PPP vs. EIDL vs. 7(a) Loan: Which Loan is Right for You?
Which Loan is Right For Your Business?
Even before the COVID-19 Pandemic, there were several loan options designed for businesses in need of financial assistance administered by the Small Business Administration. As a response to the pandemic however, congress had introduced another that you may have already become quite familiar with, the Paycheck Protection Program Loan, otherwise known as the PPP. Now businesses have 3 main loan options to consider, the PPP, the Economic Injury Disaster Loan Program, and the SBA’s 7a loan program. The PPP was designed specifically as a response to the pandemic, but the others may be viable options for your business as well.
Check out this blog from Fundera to learn more about which loan might be right for you! Or read some excerpts from it below:
Paycheck Protection Program Loans
The Paycheck Protection Program was created through the CARES Act, which was signed into law on March 27, 2020. Officially, the program became available to small business owners and sole proprietors on April 3, 2020, and extended to all self-employed workers and independent contractors on April 10, 2020.
The goal of the PPP is to give small businesses the capital needed to keep their employees on their payroll, as well as meet other financial obligations such as paying rent, mortgage interest, utilities, and addressing payments for existing debt (note that the last item is not eligible for loan forgiveness).
Though the SBA administers this program, borrowers must apply through SBA-accredited lenders, such as banks and credit unions.
Economic Injury Disaster Loans
The Economic Injury Disaster Loan program is an existing SBA loan program that covers small business operating expenses after a declared disaster. In the case of the coronavirus outbreak, all U.S. states and territories have been declared disaster areas, which means businesses across the country are eligible to apply for an EIDL if they’ve been impacted by the novel coronavirus.
EIDLs can be used to pay fixed debts, payroll, accounts payable, and other bills. You cannot use EIDLs to replace lost sales or profits, or use it for business expansion.
The EIDL program received an additional $10 billion in funding through the CARES Act, in order to fund the immense loan volume as well as provide borrowers with a cash advance for immediate relief upon applying.
Unlike the PPP, you can apply for an EIDL directly with the SBA through their streamlined application process.
SBA 7(a) Loans
The SBA’s 7(a) loan program is another existing loan program that is typically geared toward businesses seeking to cover working capital and expand, improve, or otherwise grow their business in prosperous times. Other uses include financing debt or a seasonal line of credit. The 7(a) program is the SBA’s most popular loan program due to its relatively low interest rates and wide range of eligible uses.
Similar to the PPP, borrowers apply for an SBA 7(a) loan through an SBA-accredited lender. The SBA partially guarantees this loan, up to 85%, to encourage banks to approve small businesses for the funds they need.

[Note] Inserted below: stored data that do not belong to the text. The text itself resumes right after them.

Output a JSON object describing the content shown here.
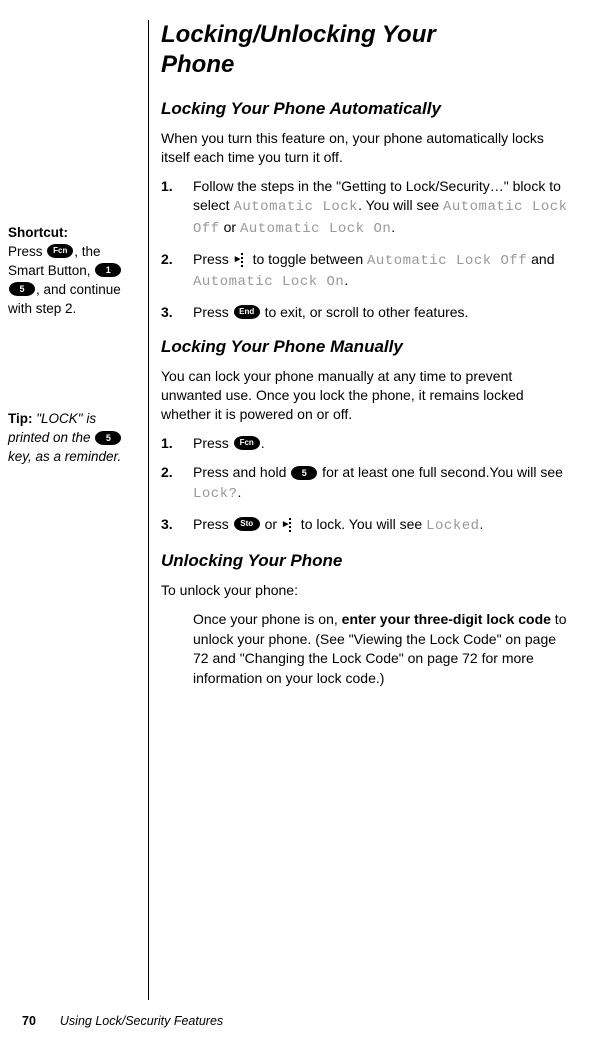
{
  "title_line1": "Locking/Unlocking Your",
  "title_line2": "Phone",
  "section1": {
    "heading": "Locking Your Phone Automatically",
    "intro": "When you turn this feature on, your phone automatically locks itself each time you turn it off.",
    "steps": [
      {
        "num": "1.",
        "pre": "Follow the steps in the \"Getting to Lock/Security…\" block to select ",
        "code1": "Automatic Lock",
        "mid": ". You will see ",
        "code2": "Automatic Lock Off",
        "mid2": " or ",
        "code3": "Automatic Lock On",
        "post": "."
      },
      {
        "num": "2.",
        "pre": "Press ",
        "mid": " to toggle between ",
        "code1": "Automatic Lock Off",
        "mid2": " and ",
        "code2": "Automatic Lock On",
        "post": "."
      },
      {
        "num": "3.",
        "pre": "Press ",
        "key": "End",
        "post": " to exit, or scroll to other features."
      }
    ]
  },
  "section2": {
    "heading": "Locking Your Phone Manually",
    "intro": "You can lock your phone manually at any time to prevent unwanted use. Once you lock the phone, it remains locked whether it is powered on or off.",
    "steps": [
      {
        "num": "1.",
        "pre": "Press ",
        "key": "Fcn",
        "post": "."
      },
      {
        "num": "2.",
        "pre": "Press and hold ",
        "key": "5",
        "mid": " for at least one full second.You will see ",
        "code": "Lock?",
        "post": "."
      },
      {
        "num": "3.",
        "pre": "Press ",
        "key": "Sto",
        "mid": " or ",
        "mid2": " to lock. You will see ",
        "code": "Locked",
        "post": "."
      }
    ]
  },
  "section3": {
    "heading": "Unlocking Your Phone",
    "intro": "To unlock your phone:",
    "para_pre": "Once your phone is on, ",
    "para_bold": "enter your three-digit lock code",
    "para_post": " to unlock your phone. (See \"Viewing the Lock Code\" on page 72 and \"Changing the Lock Code\" on page 72 for more information on your lock code.)"
  },
  "sidebar": {
    "shortcut_label": "Shortcut:",
    "shortcut_pre": "Press ",
    "shortcut_key1": "Fcn",
    "shortcut_mid1": ", the Smart Button, ",
    "shortcut_key2": "1",
    "shortcut_key3": "5",
    "shortcut_post": ", and continue with step 2.",
    "tip_label": "Tip:",
    "tip_pre": " \"LOCK\" is printed on the ",
    "tip_key": "5",
    "tip_post": " key, as a reminder."
  },
  "footer": {
    "page_num": "70",
    "section": "Using Lock/Security Features"
  }
}
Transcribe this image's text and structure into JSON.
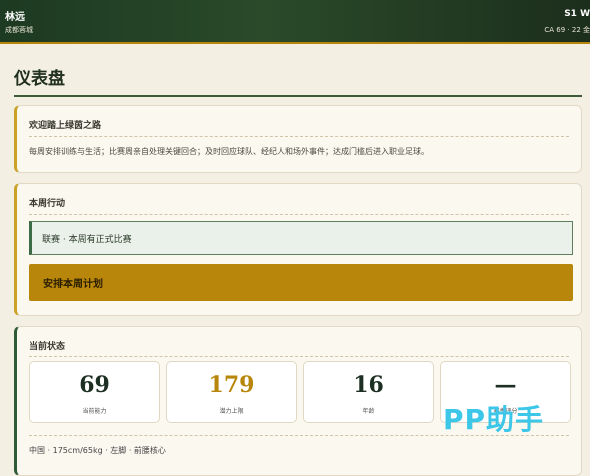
{
  "topbar": {
    "player_name": "林远",
    "club_sub": "成都蓉城",
    "season": "S1 W",
    "ca_date": "CA 69 · 22 金"
  },
  "page": {
    "title": "仪表盘"
  },
  "welcome": {
    "title": "欢迎踏上绿茵之路",
    "text": "每周安排训练与生活；比赛周亲自处理关键回合；及时回应球队、经纪人和场外事件；达成门槛后进入职业足球。"
  },
  "week_actions": {
    "title": "本周行动",
    "notice": "联赛 · 本周有正式比赛",
    "plan_button": "安排本周计划"
  },
  "status": {
    "title": "当前状态",
    "stats": [
      {
        "value": "69",
        "label": "当前能力",
        "color": "#1d2f22"
      },
      {
        "value": "179",
        "label": "潜力上限",
        "color": "#b8860b"
      },
      {
        "value": "16",
        "label": "年龄",
        "color": "#1d2f22"
      },
      {
        "value": "—",
        "label": "赛季评分",
        "color": "#1d2f22"
      }
    ],
    "bio": "中国 · 175cm/65kg · 左脚 · 前腰核心"
  },
  "watermark": "PP助手"
}
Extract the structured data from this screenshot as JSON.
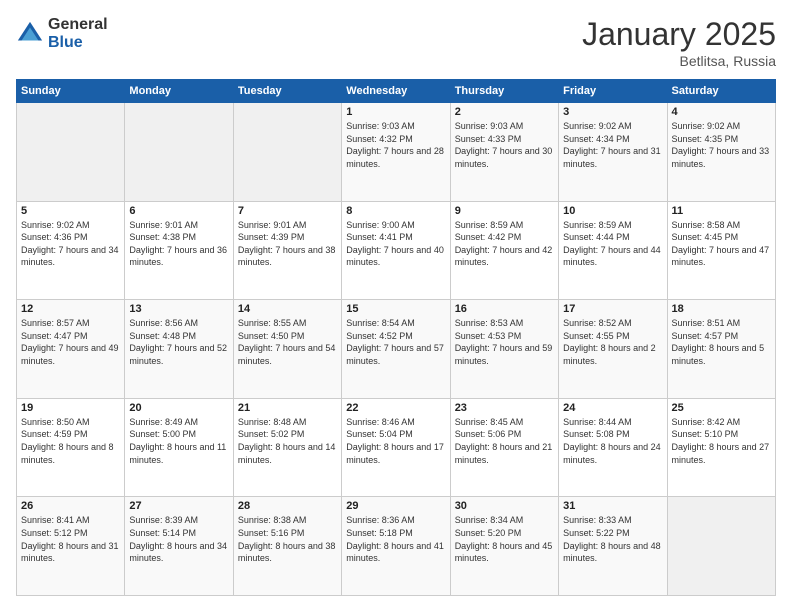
{
  "header": {
    "logo_general": "General",
    "logo_blue": "Blue",
    "month_title": "January 2025",
    "location": "Betlitsa, Russia"
  },
  "days_of_week": [
    "Sunday",
    "Monday",
    "Tuesday",
    "Wednesday",
    "Thursday",
    "Friday",
    "Saturday"
  ],
  "weeks": [
    [
      {
        "day": "",
        "sunrise": "",
        "sunset": "",
        "daylight": ""
      },
      {
        "day": "",
        "sunrise": "",
        "sunset": "",
        "daylight": ""
      },
      {
        "day": "",
        "sunrise": "",
        "sunset": "",
        "daylight": ""
      },
      {
        "day": "1",
        "sunrise": "Sunrise: 9:03 AM",
        "sunset": "Sunset: 4:32 PM",
        "daylight": "Daylight: 7 hours and 28 minutes."
      },
      {
        "day": "2",
        "sunrise": "Sunrise: 9:03 AM",
        "sunset": "Sunset: 4:33 PM",
        "daylight": "Daylight: 7 hours and 30 minutes."
      },
      {
        "day": "3",
        "sunrise": "Sunrise: 9:02 AM",
        "sunset": "Sunset: 4:34 PM",
        "daylight": "Daylight: 7 hours and 31 minutes."
      },
      {
        "day": "4",
        "sunrise": "Sunrise: 9:02 AM",
        "sunset": "Sunset: 4:35 PM",
        "daylight": "Daylight: 7 hours and 33 minutes."
      }
    ],
    [
      {
        "day": "5",
        "sunrise": "Sunrise: 9:02 AM",
        "sunset": "Sunset: 4:36 PM",
        "daylight": "Daylight: 7 hours and 34 minutes."
      },
      {
        "day": "6",
        "sunrise": "Sunrise: 9:01 AM",
        "sunset": "Sunset: 4:38 PM",
        "daylight": "Daylight: 7 hours and 36 minutes."
      },
      {
        "day": "7",
        "sunrise": "Sunrise: 9:01 AM",
        "sunset": "Sunset: 4:39 PM",
        "daylight": "Daylight: 7 hours and 38 minutes."
      },
      {
        "day": "8",
        "sunrise": "Sunrise: 9:00 AM",
        "sunset": "Sunset: 4:41 PM",
        "daylight": "Daylight: 7 hours and 40 minutes."
      },
      {
        "day": "9",
        "sunrise": "Sunrise: 8:59 AM",
        "sunset": "Sunset: 4:42 PM",
        "daylight": "Daylight: 7 hours and 42 minutes."
      },
      {
        "day": "10",
        "sunrise": "Sunrise: 8:59 AM",
        "sunset": "Sunset: 4:44 PM",
        "daylight": "Daylight: 7 hours and 44 minutes."
      },
      {
        "day": "11",
        "sunrise": "Sunrise: 8:58 AM",
        "sunset": "Sunset: 4:45 PM",
        "daylight": "Daylight: 7 hours and 47 minutes."
      }
    ],
    [
      {
        "day": "12",
        "sunrise": "Sunrise: 8:57 AM",
        "sunset": "Sunset: 4:47 PM",
        "daylight": "Daylight: 7 hours and 49 minutes."
      },
      {
        "day": "13",
        "sunrise": "Sunrise: 8:56 AM",
        "sunset": "Sunset: 4:48 PM",
        "daylight": "Daylight: 7 hours and 52 minutes."
      },
      {
        "day": "14",
        "sunrise": "Sunrise: 8:55 AM",
        "sunset": "Sunset: 4:50 PM",
        "daylight": "Daylight: 7 hours and 54 minutes."
      },
      {
        "day": "15",
        "sunrise": "Sunrise: 8:54 AM",
        "sunset": "Sunset: 4:52 PM",
        "daylight": "Daylight: 7 hours and 57 minutes."
      },
      {
        "day": "16",
        "sunrise": "Sunrise: 8:53 AM",
        "sunset": "Sunset: 4:53 PM",
        "daylight": "Daylight: 7 hours and 59 minutes."
      },
      {
        "day": "17",
        "sunrise": "Sunrise: 8:52 AM",
        "sunset": "Sunset: 4:55 PM",
        "daylight": "Daylight: 8 hours and 2 minutes."
      },
      {
        "day": "18",
        "sunrise": "Sunrise: 8:51 AM",
        "sunset": "Sunset: 4:57 PM",
        "daylight": "Daylight: 8 hours and 5 minutes."
      }
    ],
    [
      {
        "day": "19",
        "sunrise": "Sunrise: 8:50 AM",
        "sunset": "Sunset: 4:59 PM",
        "daylight": "Daylight: 8 hours and 8 minutes."
      },
      {
        "day": "20",
        "sunrise": "Sunrise: 8:49 AM",
        "sunset": "Sunset: 5:00 PM",
        "daylight": "Daylight: 8 hours and 11 minutes."
      },
      {
        "day": "21",
        "sunrise": "Sunrise: 8:48 AM",
        "sunset": "Sunset: 5:02 PM",
        "daylight": "Daylight: 8 hours and 14 minutes."
      },
      {
        "day": "22",
        "sunrise": "Sunrise: 8:46 AM",
        "sunset": "Sunset: 5:04 PM",
        "daylight": "Daylight: 8 hours and 17 minutes."
      },
      {
        "day": "23",
        "sunrise": "Sunrise: 8:45 AM",
        "sunset": "Sunset: 5:06 PM",
        "daylight": "Daylight: 8 hours and 21 minutes."
      },
      {
        "day": "24",
        "sunrise": "Sunrise: 8:44 AM",
        "sunset": "Sunset: 5:08 PM",
        "daylight": "Daylight: 8 hours and 24 minutes."
      },
      {
        "day": "25",
        "sunrise": "Sunrise: 8:42 AM",
        "sunset": "Sunset: 5:10 PM",
        "daylight": "Daylight: 8 hours and 27 minutes."
      }
    ],
    [
      {
        "day": "26",
        "sunrise": "Sunrise: 8:41 AM",
        "sunset": "Sunset: 5:12 PM",
        "daylight": "Daylight: 8 hours and 31 minutes."
      },
      {
        "day": "27",
        "sunrise": "Sunrise: 8:39 AM",
        "sunset": "Sunset: 5:14 PM",
        "daylight": "Daylight: 8 hours and 34 minutes."
      },
      {
        "day": "28",
        "sunrise": "Sunrise: 8:38 AM",
        "sunset": "Sunset: 5:16 PM",
        "daylight": "Daylight: 8 hours and 38 minutes."
      },
      {
        "day": "29",
        "sunrise": "Sunrise: 8:36 AM",
        "sunset": "Sunset: 5:18 PM",
        "daylight": "Daylight: 8 hours and 41 minutes."
      },
      {
        "day": "30",
        "sunrise": "Sunrise: 8:34 AM",
        "sunset": "Sunset: 5:20 PM",
        "daylight": "Daylight: 8 hours and 45 minutes."
      },
      {
        "day": "31",
        "sunrise": "Sunrise: 8:33 AM",
        "sunset": "Sunset: 5:22 PM",
        "daylight": "Daylight: 8 hours and 48 minutes."
      },
      {
        "day": "",
        "sunrise": "",
        "sunset": "",
        "daylight": ""
      }
    ]
  ]
}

SBA 7(a) loans are continuing to fund during the coronavirus pandemic. If you have not been negatively impacted by the pandemic and are seeking low-cost financing, there are few options better for a small business than an SBA 7(a) loan.
That being said, while the coronavirus business loans are not stringent about the businesses meeting certain qualifications other than having been in business before pandemic hit the U.S., 7(a) loans typically require business owners to have a good credit score, to be able to show solid business revenue and profitability, an acceptable debt service coverage ratio, a business plan, and collateral.